Esther Bertram, head of the Falklands Conservation non-governmental organization, says Britain must take responsibility for the wildlife in its overseas territories.

“It can be forgotten that we are where the most fabulous of the UK’s wildlife is,” Bertram said. “We have endangered sei whales visiting here. We have the largest populations of a whole range of species: black-browed albatrosses, we have five [species of] penguins that you can trip over, we have elephant seals sprawling — it’s a phenomenal natural environment.”

The windswept British outpost in the South Atlantic has received 600,000 euros (US$662,094) in funding from EU Biodiversity and Ecosystems Services in European Territories Overseas.

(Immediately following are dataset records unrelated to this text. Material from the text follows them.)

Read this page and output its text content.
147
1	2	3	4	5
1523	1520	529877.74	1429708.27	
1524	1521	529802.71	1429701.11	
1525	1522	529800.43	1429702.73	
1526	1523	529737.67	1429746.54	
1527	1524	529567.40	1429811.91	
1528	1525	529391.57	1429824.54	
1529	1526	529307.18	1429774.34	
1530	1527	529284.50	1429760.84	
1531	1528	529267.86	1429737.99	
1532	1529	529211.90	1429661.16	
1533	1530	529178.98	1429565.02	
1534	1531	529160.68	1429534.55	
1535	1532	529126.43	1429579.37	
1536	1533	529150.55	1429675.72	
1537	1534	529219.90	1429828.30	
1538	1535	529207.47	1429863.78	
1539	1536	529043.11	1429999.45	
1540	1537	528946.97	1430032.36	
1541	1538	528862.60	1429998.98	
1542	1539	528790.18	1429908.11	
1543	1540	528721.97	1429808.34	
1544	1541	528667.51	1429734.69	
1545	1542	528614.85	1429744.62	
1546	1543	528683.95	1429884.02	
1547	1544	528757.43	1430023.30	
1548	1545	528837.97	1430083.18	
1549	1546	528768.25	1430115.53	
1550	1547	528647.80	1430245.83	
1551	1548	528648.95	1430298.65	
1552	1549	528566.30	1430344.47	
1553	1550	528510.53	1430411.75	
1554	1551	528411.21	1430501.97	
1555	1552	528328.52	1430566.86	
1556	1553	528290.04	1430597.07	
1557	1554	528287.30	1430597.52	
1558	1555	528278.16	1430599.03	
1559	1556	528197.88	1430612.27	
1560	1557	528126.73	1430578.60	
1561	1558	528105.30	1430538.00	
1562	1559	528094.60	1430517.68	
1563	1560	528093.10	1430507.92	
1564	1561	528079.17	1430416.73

About 90 percent of the UK’s biodiversity is found in overseas territories, according to the Falkland Islands government.

Bertram, 45, wants to know how that financing shortfall will be made up after Oct. 31, Johnson’s deadline for leading Britain out of the EU.

“Going forwards, there’s been no reassurance that we’ll be able to have any access to EU funding,” she said, adding that London needs to take responsibility “for its wildlife in the overseas territories as much as it does anywhere else.”

The Falklands’ two main exports — fishing and meat — could be adversely affected by a “no deal” Brexit or even a bad deal, Falklands Legislator Leona Roberts said.

Fishing accounted for 43 percent of the islands’ GDP from 2007 to 2016, and nearly all its exports last year went to the EU.

“We currently benefit from a tariff-free and quota-free access for that product, and if that changes, of course, we could find ourselves in a very difficult situation with government revenue dropping considerably,” said Roberts, who holds the portfolio for policy and public relations.

WTO tariffs range from 6 to 18 percent and a “no deal” departure could see fishing revenue drop by 16 percent, the government estimates.

The meat industry, run mostly by family-owned farms, could also face a significant impact, even though most of the beef and lamb is exported to Britain.

“There’s a potential knock-on effect there as well, if tariffs and quotas are introduced,” Roberts said.

If less UK-produced meat is sold to the other EU nations, then mainland Britain would need to import a smaller amount from the Falklands.

“If less meat is being produced for sale overseas, there is the risk of job losses,” Roberts said.

The Falkland Islands government estimates that its meat could be subject to 12.8 percent tariffs, plus a charge of 155.68 euros per 100kg exported, leading to annual losses of up to 30 percent.

As a British overseas territory, the islanders did not get to vote in the Brexit referendum.

The islands are not even part of the UK — and hence not part of the EU — but as an overseas territory they benefit from the customs union.

One area less likely to be affected is the islands’ raw wool sector, which is not subject to tariffs.